Clemens, Jeffrey, Julia Payson, and Stan Veuger. Working Paper. “Aid for Incumbents: The Electoral Consequences of COVID-19 Relief”. Copy at http://www.tinyurl.com/244d3usm

Abstract:

The COVID-19 pandemic led to unprecedented levels of federal aid being transferred to state governments. Did this increase in funding benefit state incumbents electorally? Identifying the effect of revenue windfalls on economic voting is challenging because whatever conditions led to the influx of cash might also benefit or harm incumbent politicians for a variety of other reasons. We exploit the fact that pandemic aid was channeled systematically to low population states to develop an instrument that allows us to predict allocations based on variation in congressional representation.

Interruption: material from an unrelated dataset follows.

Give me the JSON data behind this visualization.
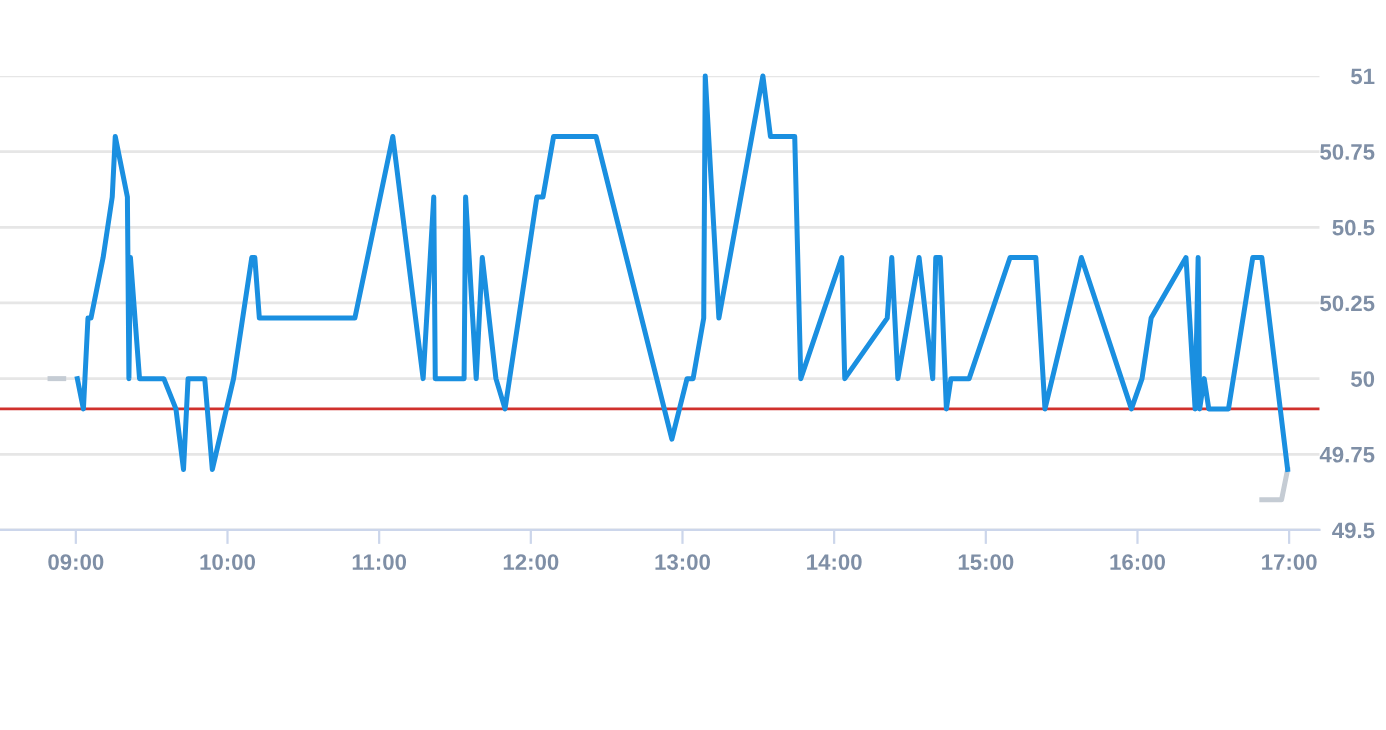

We find that incumbents in state-wide races in 2020, 2021, and 2022 performed significantly better in states that received more relief funding due to their over-representation in Congress. These results are robust across specifications and after adjusting for a variety of economic and political controls. We consistently find that the pandemic-period electoral advantage of incumbent politicians in low-population states substantially exceeds the more modest advantage these politicians enjoyed during pre-pandemic elections. This paper contributes to our understanding of the incumbency advantage during times of crisis as well as the downstream electoral consequences of unequal representation.